Doggoslothlady Tue 01-Aug-17 16:07:46

Having gin- 'having fun ' all down to my mums typo once. Cracks me up every time,
Also saying 'strang' instead of strange,
My dad asking if anyone wants a naan bread while having curry cause soon there will be 'naan left'
Ahhh gets me every time 😂😂

Katedotness1963 Tue 01-Aug-17 16:17:43

Mostly things that the boys have said wrong when they were little that have stuck.

Macaroni penguin...Mac and cheese penguin

Prosciutto...pro-sqwee-toe

If they go swimming they're sent on their way with a cheery "DGW" meaning don't get wet. No idea how that started...

Mandraki Tue 01-Aug-17 17:00:27

SuziQuattro I think he just saw vaguely square packet in an Asda bag and assumed sausages, I'm not sure why! The look of horror on his face was the best!

WaitroseCoffeeCostaCup Tue 01-Aug-17 17:05:06

When someone is cheeky/rude/offensive/asking the impossible:
'I think not, baby puppy'. In a Russian accent, obv.

ShotsFired Tue 01-Aug-17 17:07:19

When I was about 10, a man came door to door flogging those aerial pictures of your house.

I only have to say "I'm from DON-CAS-TER" to my dad now and he starts laughing while everyone else looks very confused

Janeinthemiddle Tue 01-Aug-17 17:16:05

Benidorm Kenneth? 😂

Fluffyears Tue 01-Aug-17 17:38:41

Me and dp have an imaginary dog (no time for a real one) he has a name and we make up anecdotes about what he's up to. For example if I'm cooking bacon I'll say 'aw the dog is staring at the grill in utter excitement' when we go on a journey he has his outdoors hat on and head out car window 😂 we're possibly just nuts:

AloeVeraSeeYaCilla Tue 01-Aug-17 17:55:26

My LO loves the kids programme Octonauts. It's on A LOT. We now refer to going to the toiket as 'opening the Octonauts hatch', which is a term used on the programme.

user1471548375 Tue 01-Aug-17 18:00:36

Whenever someone says wind (as in, "there's a strong wind blowing") someone else will say "it's pronounced wind" (as in "wind the bobbin up") and vice versa. Hours of hilarity.

Also, whenever me and DP put friends on the TV we say "Shall we watch friends" to which the other person must reply "Oh yes, it might be one we've not seen before"
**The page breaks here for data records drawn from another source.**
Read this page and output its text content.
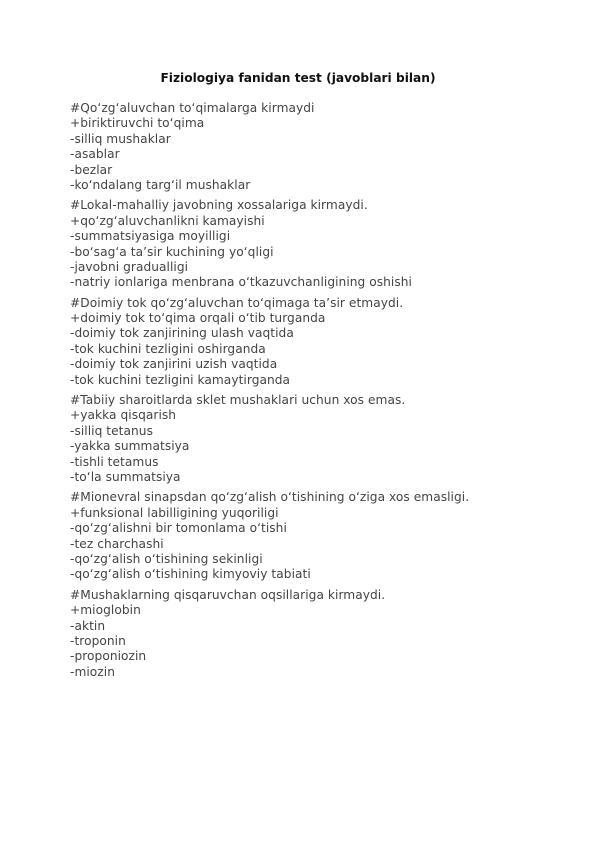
Fiziologiya fanidan test (javoblari bilan)
#Qo‘zg‘aluvchan to‘qimalarga kirmaydi
+biriktiruvchi to‘qima
-silliq mushaklar
-asablar
-bezlar
-ko‘ndalang targ‘il mushaklar
#Lokal-mahalliy javobning xossalariga kirmaydi.
+qo‘zg‘aluvchanlikni kamayishi
-summatsiyasiga moyilligi
-bo‘sag‘a ta’sir kuchining yo‘qligi
-javobni gradualligi
-natriy ionlariga menbrana o‘tkazuvchanligining oshishi
#Doimiy tok qo‘zg‘aluvchan to‘qimaga ta’sir etmaydi.
+doimiy tok to‘qima orqali o‘tib turganda
-doimiy tok zanjirining ulash vaqtida
-tok kuchini tezligini oshirganda
-doimiy tok zanjirini uzish vaqtida
-tok kuchini tezligini kamaytirganda
#Tabiiy sharoitlarda sklet mushaklari uchun xos emas.
+yakka qisqarish
-silliq tetanus
-yakka summatsiya
-tishli tetamus
-to‘la summatsiya
#Mionevral sinapsdan qo‘zg‘alish o‘tishining o‘ziga xos emasligi.
+funksional labilligining yuqoriligi
-qo‘zg‘alishni bir tomonlama o‘tishi
-tez charchashi
-qo‘zg‘alish o‘tishining sekinligi
-qo‘zg‘alish o‘tishining kimyoviy tabiati
#Mushaklarning qisqaruvchan oqsillariga kirmaydi.
+mioglobin
-aktin
-troponin
-proponiozin
-miozin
Our family has an imaginary Uncle Roger who is our explanation for many things. Made too much dinner = I've cooked for Uncle Roger; everyone hanging around waiting for everyone else to be ready = waiting for Uncle Roger; not sure who's in the bathroom = Uncle Roger's in there, etc. Sometimes he's the one who left the milk out or forgot to get bread or whatever. He's very useful.